Antibodies that deplete B cells, including rituximab, have demonstrated efficacy in the treatment of neurological conditions such as progressive multiple sclerosis and neuromyelitis optica spectrum disorder. The efficacy of these treatments hinges on adequate B-cell depletion, but there is a lack of standardization in treatment and monitoring protocols to guide clinical practice.
Kelly Davio
May 09, 2018
Antibodies that deplete B cells, including rituximab, have demonstrated efficacy in the treatment of neurological conditions such as progressive multiple sclerosis (MS) and neuromyelitis optica spectrum disorder (NMOSD). The efficacy of these treatments hinges on adequate B-cell depletion, but there is a lack of standardization in treatment and monitoring protocols to guide clinical practice.

In order to identify factors that impact repopulation of B cells after depletion therapy in patients with neurological diseases, researchers, reporting their findings in Neurology, Neuroimmunology & Neuroinflammation, analyzed CD19+ B-cell counts in neurology patients who had been treated at least 1 time with a B-cell depleting therapy.

The researchers identified patients in the neurology department of a single center in Germany between 2007 and 2017 and used their anonymized data to determine CD19+ cell counts obtained by flow cytometry.

In total, 45 patients, with a total of 373 observations, were identified. The majority of patients received treatment for MS or NMOSD, although patients with polyneuropathy, myasthenia, cerebral vasculitis, and other diseases were also included. Forty-two patients received rituximab, and another 3 received ocrelizumab as part of a clinical trial program. Most (71.1%) patients received doses adapted to body surface area (375 mg/m2), while the remaining patients received fixed doses.  

The researchers found that 37 patients experienced at least 1 event of CD19+ repopulation (CD19cells rising to a level above 1% of total CD45+ lymphocytes after depletion). The earliest repopulation occurred after 108 days, and the latest occurred after 554 days.
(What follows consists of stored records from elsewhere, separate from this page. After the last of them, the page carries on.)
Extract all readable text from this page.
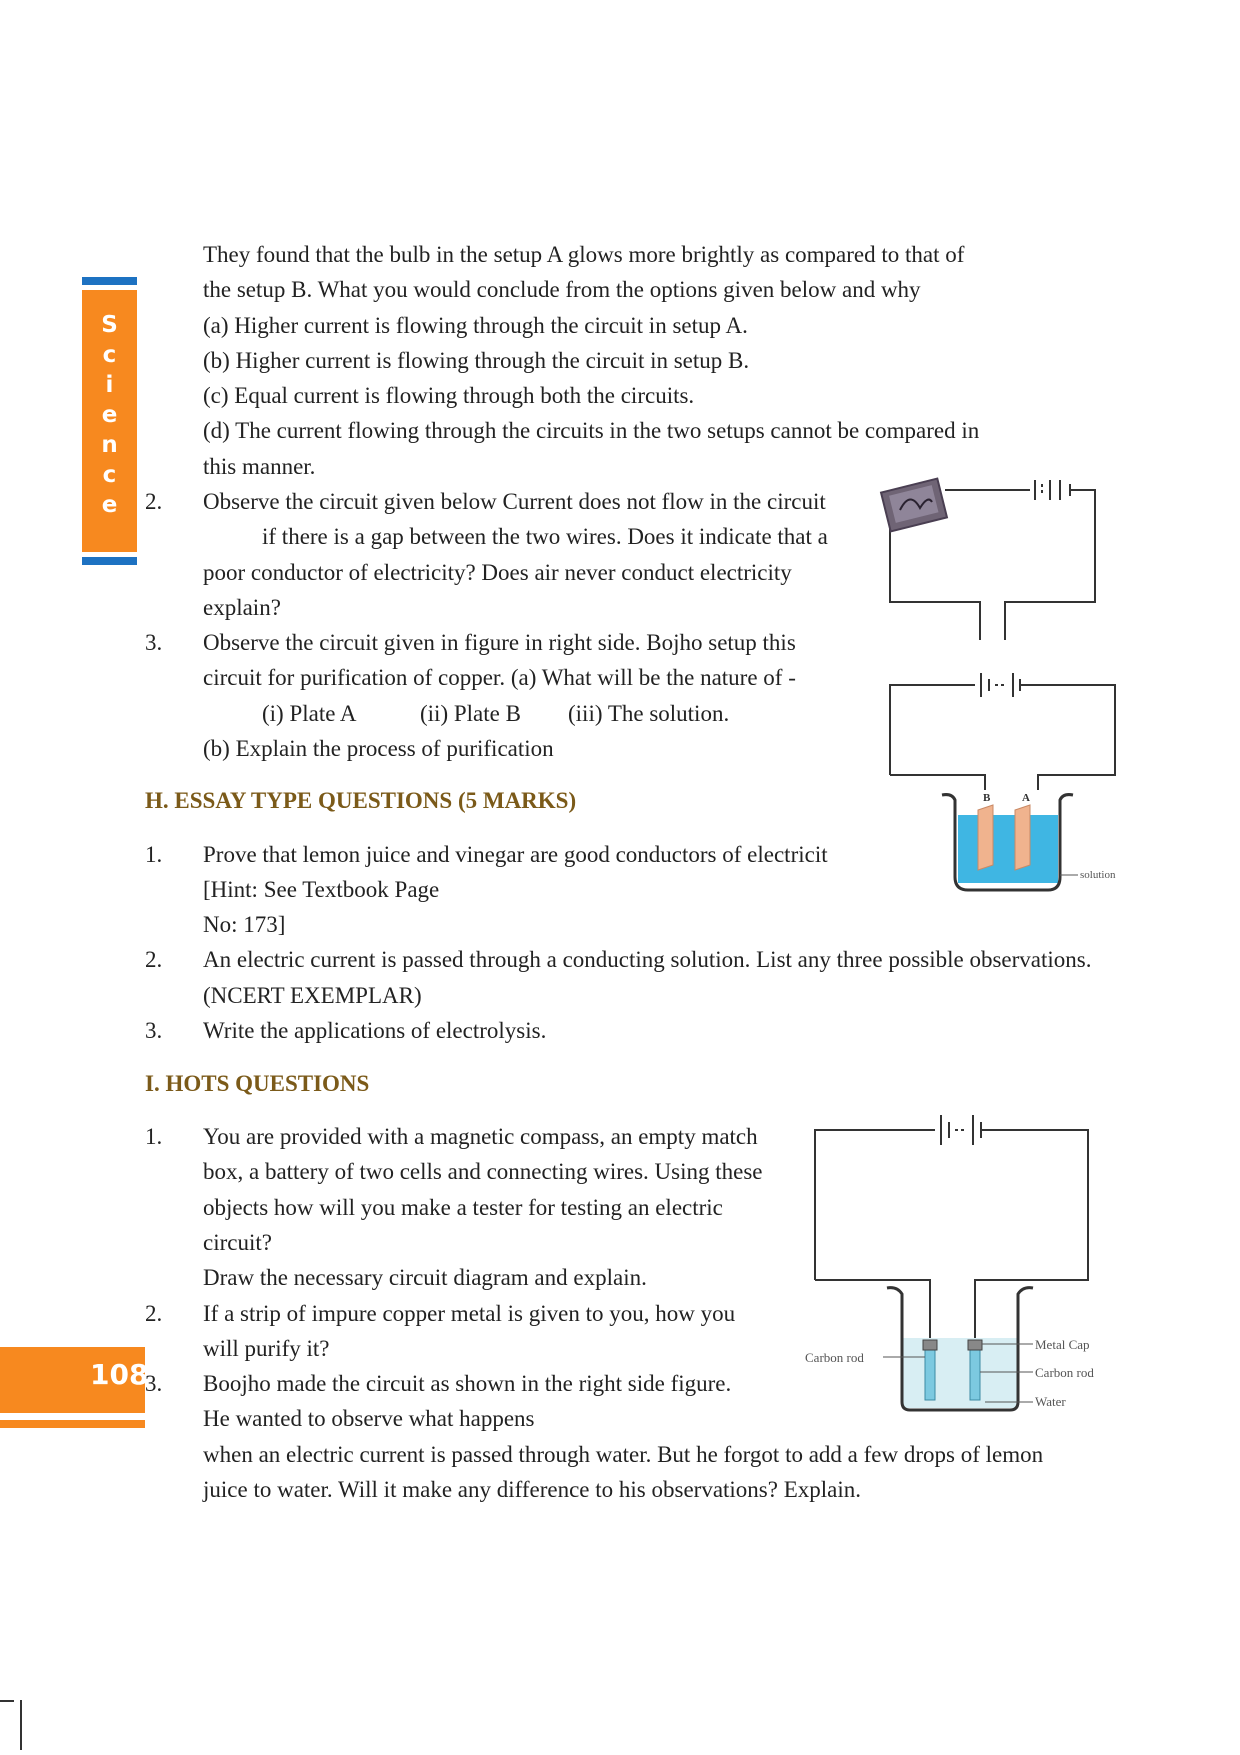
S
c
i
e
n
c
e
108
They found that the bulb in the setup A glows more brightly as compared to that of
the setup B. What you would conclude from the options given below and why
(a) Higher current is flowing through the circuit in setup A.
(b) Higher current is flowing through the circuit in setup B.
(c) Equal current is flowing through both the circuits.
(d) The current flowing through the circuits in the two setups cannot be compared in
this manner.
2. Observe the circuit given below Current does not flow in the circuit
if there is a gap between the two wires. Does it indicate that a
poor conductor of electricity? Does air never conduct electricity
explain?
3. Observe the circuit given in figure in right side. Bojho setup this
circuit for purification of copper. (a) What will be the nature of -
(i) Plate A	(ii) Plate B (iii) The solution.
(b) Explain the process of purification
H. ESSAY TYPE QUESTIONS (5 MARKS)
1. Prove that lemon juice and vinegar are good conductors of electricit
[Hint: See Textbook Page
No: 173]
2. An electric current is passed through a conducting solution. List any three possible observations.
(NCERT EXEMPLAR)
3. Write the applications of electrolysis.
I. HOTS QUESTIONS
1. You are provided with a magnetic compass, an empty match
box, a battery of two cells and connecting wires. Using these
objects how will you make a tester for testing an electric
circuit?
Draw the necessary circuit diagram and explain.
2. If a strip of impure copper metal is given to you, how you
will purify it?
3. Boojho made the circuit as shown in the right side figure.
He wanted to observe what happens
when an electric current is passed through water. But he forgot to add a few drops of lemon
juice to water. Will it make any difference to his observations? Explain.
B	A
solution
Metal Cap
Carbon rod
Carbon rod
Water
Patients who had higher body surface area (and dosages ranging from 574 mg to 975 mg) had a higher risk of experiencing repopulation than patients with lower body surface area, even when they received an adapted dose (hazard ratio, 1.015 per cm2P <.05); with every 10-cm2 increase, the time to cell repopulation was reduced by 14 days.

Several patients received more than 1 treatment cycle of rituximab, and 18 patients had sufficient data to compare B-cell repopulation over time in the same patient; the researchers found no clear pattern in B-cell recovery after the first and last treatment.

“It is important to not miss the time point of B-cell repopulation, as this is most likely linked to resurging disease activity, at least in patients with MS and [NMOSD],” write the authors, who note that “monitoring of B cells is recommended with special attendance to [high–body surface area] patients to not miss the early repopulators.” The researchers propose that patients receiving treatment for neurologic diseases be monitored after 2 and 4 months, then biweekly to every 4 weeks thereafter.

Additionally, the researchers say, future investigations of B-cell depleting therapies in neurological diseases should address both dosing protocol and biomarkers beyond CD19+ cells in the peripheral blood; potential biomarkers that could prove useful include memory and effector B cells.

Reference
Ellwardt E, Ellwardt L, Bittner S, Zipp F. Monitoring B-cell repopulation after depletion therapy in neurologic patients. Neurol Neuroimmunol Neuroinflamm. 2018;5(4):e463. doi: 10.1212/NXI.0000000000000463.